Même mauvaise limonade pour Michel Roger, de la compagnie Jolie Môme, et Ludovic Prieur, animateur du site hns-info.net, convoqués pour « violation de domicile » suite à l’occupation, le 19 avril 2005, du siège de la centrale syndicale d’où ils étaient pourtant sortis librement. « Au début, ils m’accusaient aussi du vol d’une affiche de pub pour un bouquin de François Chérèque ! », rigole Michel Roger. « Le problème, avec l’accusation de violation de domicile, c’est que cela peut créer un précédent pour les futures occupations », commente l’artiste, qui risque, comme ses camarades, un an de prison et 15000 euros d’amende.
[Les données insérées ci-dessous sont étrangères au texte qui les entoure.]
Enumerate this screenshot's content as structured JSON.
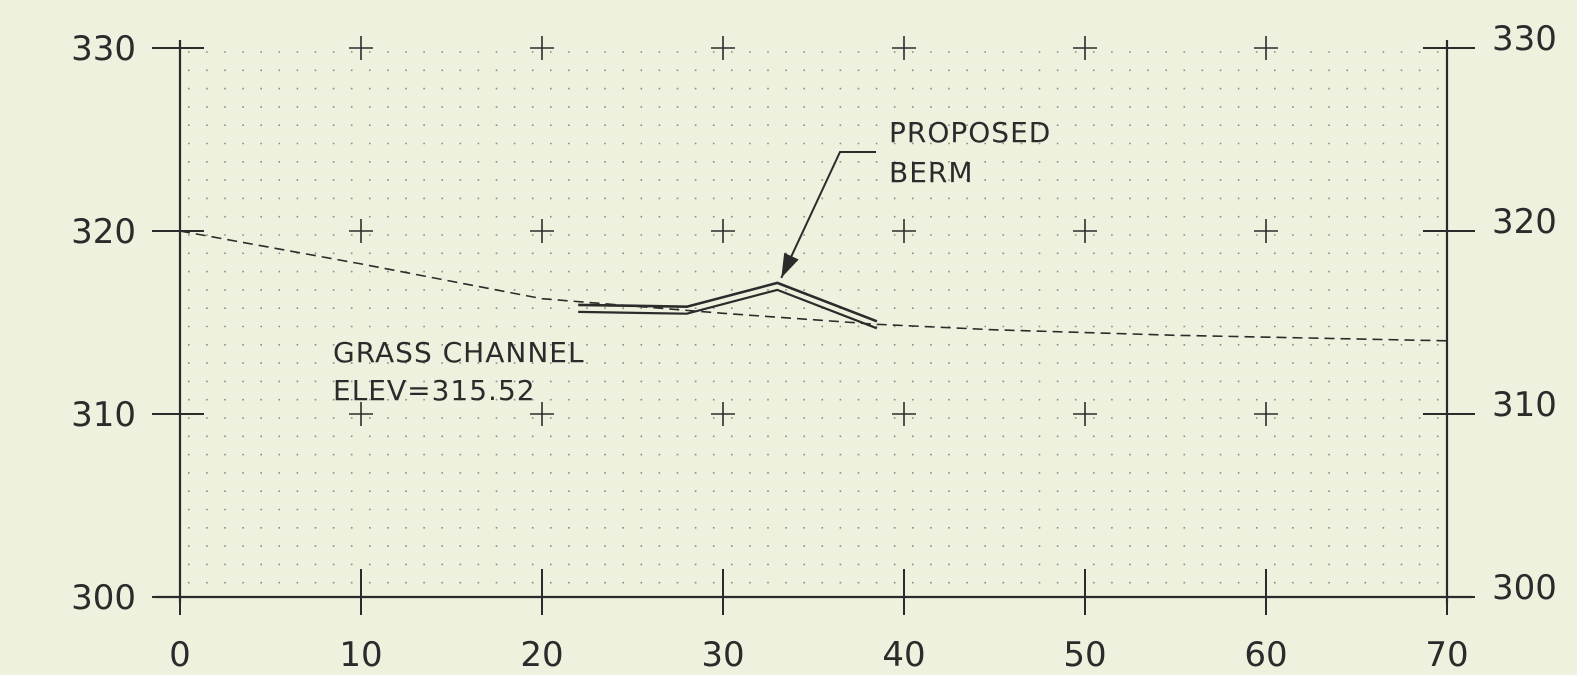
{
  "chart_data": {
    "type": "profile",
    "x_ticks": [
      0,
      10,
      20,
      30,
      40,
      50,
      60,
      70
    ],
    "y_ticks": [
      300,
      310,
      320,
      330
    ],
    "xlim": [
      0,
      70
    ],
    "ylim": [
      300,
      330
    ],
    "grid": "dotted",
    "existing_ground": {
      "style": "dashed",
      "points": [
        [
          0,
          320
        ],
        [
          10,
          318.2
        ],
        [
          20,
          316.3
        ],
        [
          30,
          315.5
        ],
        [
          38.5,
          314.9
        ],
        [
          45,
          314.6
        ],
        [
          55,
          314.3
        ],
        [
          70,
          314.0
        ]
      ]
    },
    "proposed_berm": {
      "style": "double-line",
      "points": [
        [
          22,
          315.8
        ],
        [
          28,
          315.7
        ],
        [
          33,
          317.0
        ],
        [
          38.5,
          314.9
        ]
      ]
    },
    "annotations": {
      "berm_label_line1": "PROPOSED",
      "berm_label_line2": "BERM",
      "channel_label_line1": "GRASS CHANNEL",
      "channel_label_line2": "ELEV=315.52"
    }
  },
  "colors": {
    "background": "#eef1de",
    "ink": "#2b2b2b",
    "grid_dot": "#8a8a8a"
  }
}
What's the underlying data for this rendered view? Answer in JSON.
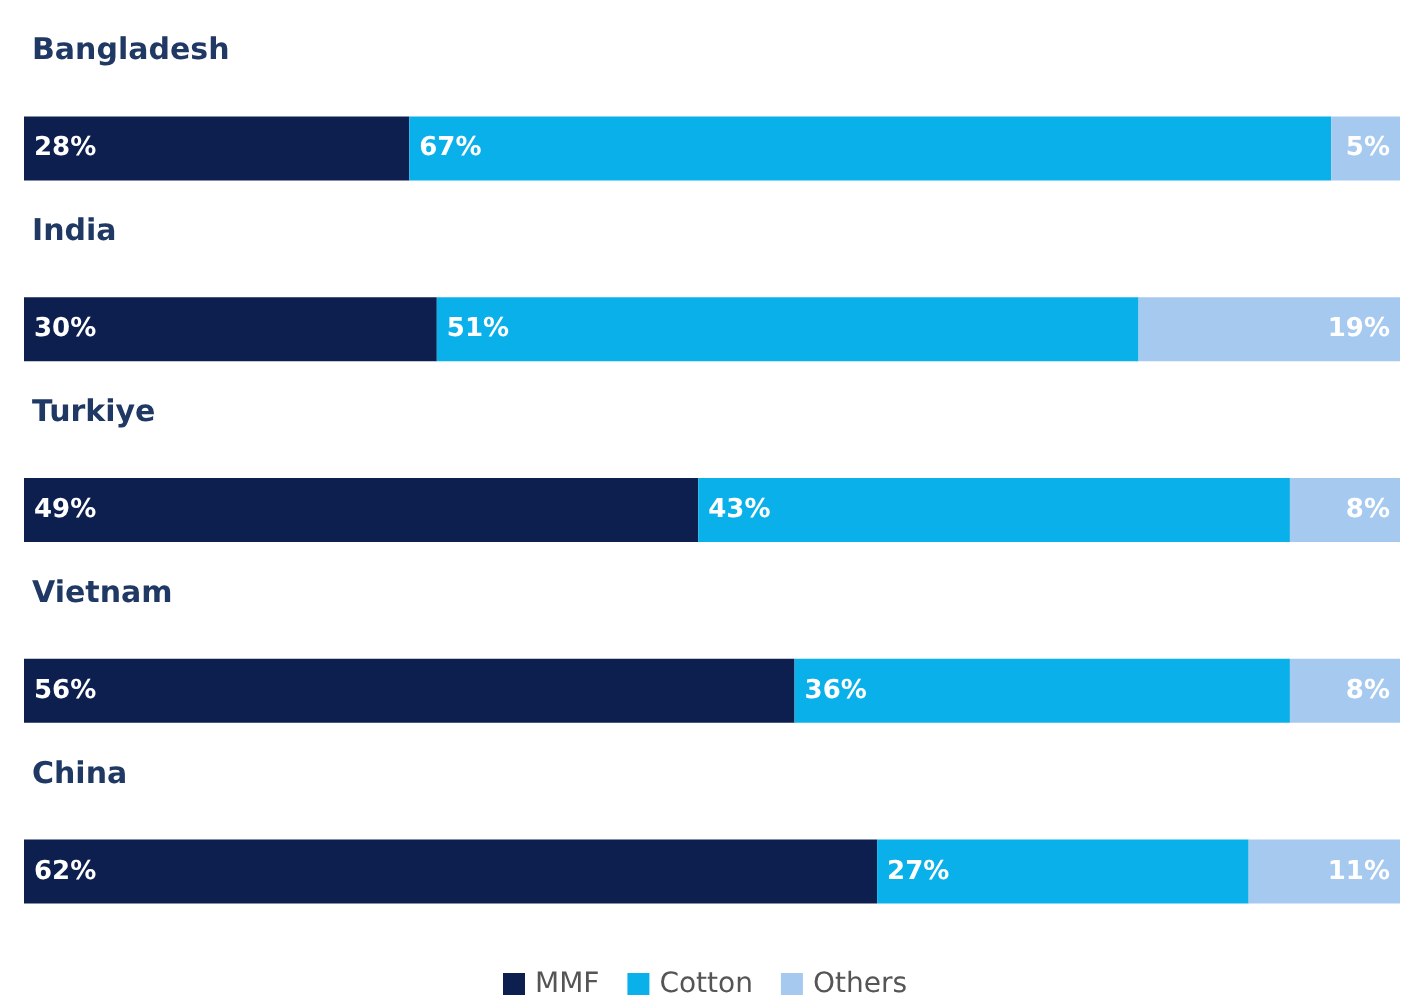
{
  "chart_data": {
    "type": "bar",
    "orientation": "horizontal",
    "stacked": true,
    "categories": [
      "Bangladesh",
      "India",
      "Turkiye",
      "Vietnam",
      "China"
    ],
    "series": [
      {
        "name": "MMF",
        "color": "#0d1f4f",
        "values": [
          28,
          30,
          49,
          56,
          62
        ],
        "value_labels": [
          "28%",
          "30%",
          "49%",
          "56%",
          "62%"
        ]
      },
      {
        "name": "Cotton",
        "color": "#0ab0ea",
        "values": [
          67,
          51,
          43,
          36,
          27
        ],
        "value_labels": [
          "67%",
          "51%",
          "43%",
          "36%",
          "27%"
        ]
      },
      {
        "name": "Others",
        "color": "#a6c9f0",
        "values": [
          5,
          19,
          8,
          8,
          11
        ],
        "value_labels": [
          "5%",
          "19%",
          "8%",
          "8%",
          "11%"
        ]
      }
    ],
    "legend": "bottom",
    "grid": false,
    "tick_labels": "y"
  }
}
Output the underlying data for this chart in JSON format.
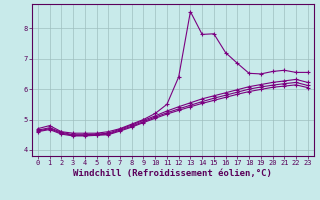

La CFDT criminalise ainsi une action politique comme un vulgaire gérant de Mac Do, et tente, de surcroît, de ruiner la coordination des intermittents et précaires qui regroupe tous ces gueux. Et même si l’attaque des bouffons de sa majesté Parisot « bouffe du temps », les chômeurs d’AC ! persistent à violer des domiciles : « Début décembre, pour protester contre la fusion Assedic-ANPE, nous avons occupé une agence ANPE de Gennevilliers avec des agents syndiqués à la CGT », se vante Sophie. Ouf ! Il reste quelques syndicalistes de combat à Sarkoland. Quant à la CFDT : « Ma collègue, Isabelle Perrin, vous rappelle à 15 heures. »

Publié dans CQFD n°52, janvier 2008


[1] « On ne donne pas son vrai prénom à la presse. À CQFD, je sais pas… » Tttt, pas de favoritisme.